According to Dr. Pachauri of the IPCC, the onus is on the developed world to lead the way. Now, with the rise in gas prices, there is an additional incentive for American car companies to offer smaller, more efficient vehicles. But will they respond? Their record is discouraging. Smith asks Beth Lowery, head of environmental affairs at General Motors, why Toyota beat GM to the Prius. Lowery replies that GM looked at hybrids from a "business case" and asked, "Can this vehicle make money?" GM banked instead on trucks and SUVs and is now suffering its worst performance in 50 years. GM is now playing catch-up and investing billions in a new hybrid, the Chevy Volt, which is scheduled to be released in 2010.
While hybrid cars may emit less CO2 than their gas-guzzling cousins, they still require electricity to run. Making cars like the Volt part of a campaign to seriously reduce emissions will mean finding a new, cleaner power source. Currently, more than half of American power comes from coal. Coal is cheap and reliable, but dirty.
The answer, the industry says, will be "clean coal" -- a complex process by which the burnt-off carbon will be captured and buried in the earth's crust. But as Smith investigates, he finds there are serious doubts about whether "clean coal" will ever work. When pressed, utility CEO David Ratcliffe of Southern Company, one of the world's largest emitters of greenhouse gases, concedes that "we haven't even come close to defining what are the legal liabilities and what are the permitting requirements" for removing carbon from coal and burying it underground. Recently, several "clean coal" projects in the U.S. have stalled over these and other uncertainties. As Jeffrey Ball, environmental news editor at The Wall Street Journal, tells Smith, "There was huge, rosy optimism about it. What's wrong is that reality is intruding."
On the campaign trail, both Sen. John McCain and Sen. Barack Obama have announced their plans for a new energy policy that will cut carbon emissions. Optimistically, they suggest that the "greening" of American business heralds a new era of sleek technologies and opportunities for innovation. What they tend not to emphasize is cost and, on the part of every consumer, sacrifice.

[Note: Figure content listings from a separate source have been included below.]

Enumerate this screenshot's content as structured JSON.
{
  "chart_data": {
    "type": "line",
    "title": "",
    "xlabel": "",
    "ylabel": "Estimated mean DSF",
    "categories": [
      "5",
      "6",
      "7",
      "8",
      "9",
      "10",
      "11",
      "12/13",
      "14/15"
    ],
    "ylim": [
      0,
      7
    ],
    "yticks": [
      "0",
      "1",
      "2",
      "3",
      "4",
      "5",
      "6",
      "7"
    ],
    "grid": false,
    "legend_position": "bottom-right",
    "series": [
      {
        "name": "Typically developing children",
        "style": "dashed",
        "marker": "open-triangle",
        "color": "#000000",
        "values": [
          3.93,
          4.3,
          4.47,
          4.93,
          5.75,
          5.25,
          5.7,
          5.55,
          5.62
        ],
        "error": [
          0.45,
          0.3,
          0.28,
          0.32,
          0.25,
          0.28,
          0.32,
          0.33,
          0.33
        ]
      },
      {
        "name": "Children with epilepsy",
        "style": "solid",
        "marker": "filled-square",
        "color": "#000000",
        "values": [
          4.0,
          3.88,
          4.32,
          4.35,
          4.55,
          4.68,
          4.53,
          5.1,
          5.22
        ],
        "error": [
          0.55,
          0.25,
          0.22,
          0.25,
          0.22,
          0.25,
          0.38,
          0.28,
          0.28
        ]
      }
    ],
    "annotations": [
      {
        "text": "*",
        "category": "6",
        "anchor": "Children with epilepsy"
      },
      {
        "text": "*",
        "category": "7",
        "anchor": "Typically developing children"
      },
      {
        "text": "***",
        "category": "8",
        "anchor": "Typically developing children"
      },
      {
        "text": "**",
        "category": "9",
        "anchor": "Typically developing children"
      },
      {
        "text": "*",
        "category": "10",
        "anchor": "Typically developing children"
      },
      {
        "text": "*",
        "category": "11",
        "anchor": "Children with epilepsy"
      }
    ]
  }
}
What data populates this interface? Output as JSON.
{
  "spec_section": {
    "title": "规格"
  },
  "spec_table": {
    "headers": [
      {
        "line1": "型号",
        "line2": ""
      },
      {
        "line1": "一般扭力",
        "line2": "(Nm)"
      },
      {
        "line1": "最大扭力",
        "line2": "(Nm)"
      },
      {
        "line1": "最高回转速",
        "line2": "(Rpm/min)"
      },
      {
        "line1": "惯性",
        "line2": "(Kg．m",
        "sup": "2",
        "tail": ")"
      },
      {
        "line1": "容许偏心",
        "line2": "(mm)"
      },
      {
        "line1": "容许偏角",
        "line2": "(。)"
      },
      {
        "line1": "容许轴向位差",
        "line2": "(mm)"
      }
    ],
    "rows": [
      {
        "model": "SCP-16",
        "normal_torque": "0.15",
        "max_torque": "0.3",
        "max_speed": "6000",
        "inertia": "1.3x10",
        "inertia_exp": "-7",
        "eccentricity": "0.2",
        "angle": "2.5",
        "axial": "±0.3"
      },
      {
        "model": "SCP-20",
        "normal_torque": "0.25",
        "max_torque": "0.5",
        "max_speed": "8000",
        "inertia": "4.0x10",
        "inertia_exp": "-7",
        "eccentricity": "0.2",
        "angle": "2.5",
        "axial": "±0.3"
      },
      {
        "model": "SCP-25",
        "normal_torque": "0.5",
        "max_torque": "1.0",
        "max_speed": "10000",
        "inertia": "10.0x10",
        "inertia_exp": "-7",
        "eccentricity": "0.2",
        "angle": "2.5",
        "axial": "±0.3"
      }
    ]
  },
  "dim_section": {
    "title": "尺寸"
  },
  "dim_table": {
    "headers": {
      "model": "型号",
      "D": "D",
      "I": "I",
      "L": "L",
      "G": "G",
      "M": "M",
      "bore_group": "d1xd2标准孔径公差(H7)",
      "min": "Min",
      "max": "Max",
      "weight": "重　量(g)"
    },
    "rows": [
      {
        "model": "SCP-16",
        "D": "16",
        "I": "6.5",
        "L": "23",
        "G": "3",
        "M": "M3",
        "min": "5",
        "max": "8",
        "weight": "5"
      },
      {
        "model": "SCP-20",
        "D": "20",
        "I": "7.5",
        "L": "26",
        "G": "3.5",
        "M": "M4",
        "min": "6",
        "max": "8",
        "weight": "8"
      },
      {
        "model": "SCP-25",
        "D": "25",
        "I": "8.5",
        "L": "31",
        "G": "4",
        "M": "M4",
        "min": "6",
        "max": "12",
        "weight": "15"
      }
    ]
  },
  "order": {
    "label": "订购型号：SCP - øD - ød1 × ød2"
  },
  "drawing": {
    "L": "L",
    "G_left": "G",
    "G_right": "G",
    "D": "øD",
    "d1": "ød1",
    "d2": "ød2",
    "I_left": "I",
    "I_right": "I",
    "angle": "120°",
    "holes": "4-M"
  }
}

In his interview with FRONTLINE, California's attorney general, Jerry Brown, reminds Smith that it won't be easy: "Our wealth, our society, our being is driven by oil and carbon. It's intellectually dishonest to somehow say we can get some light bulbs or get a Prius, and then we're all done. No, this is going to take massive technological innovation. It's going to take changes in the way we live and work. And it's going to take cooperation of unprecedented degrees among business and government and among countries. That's where we are, and that's why there's no other word except 'daunting.' I'm hopeful. I'm cautiously optimistic. But I would have to say one has to approach this with great humility."
Author and journalist Jeff Goodell adds: "We seem incapable of grasping what's at stake here, perhaps because so much is at stake. Addressing this really means reinventing the engine of our lives -- which is fossil fuels."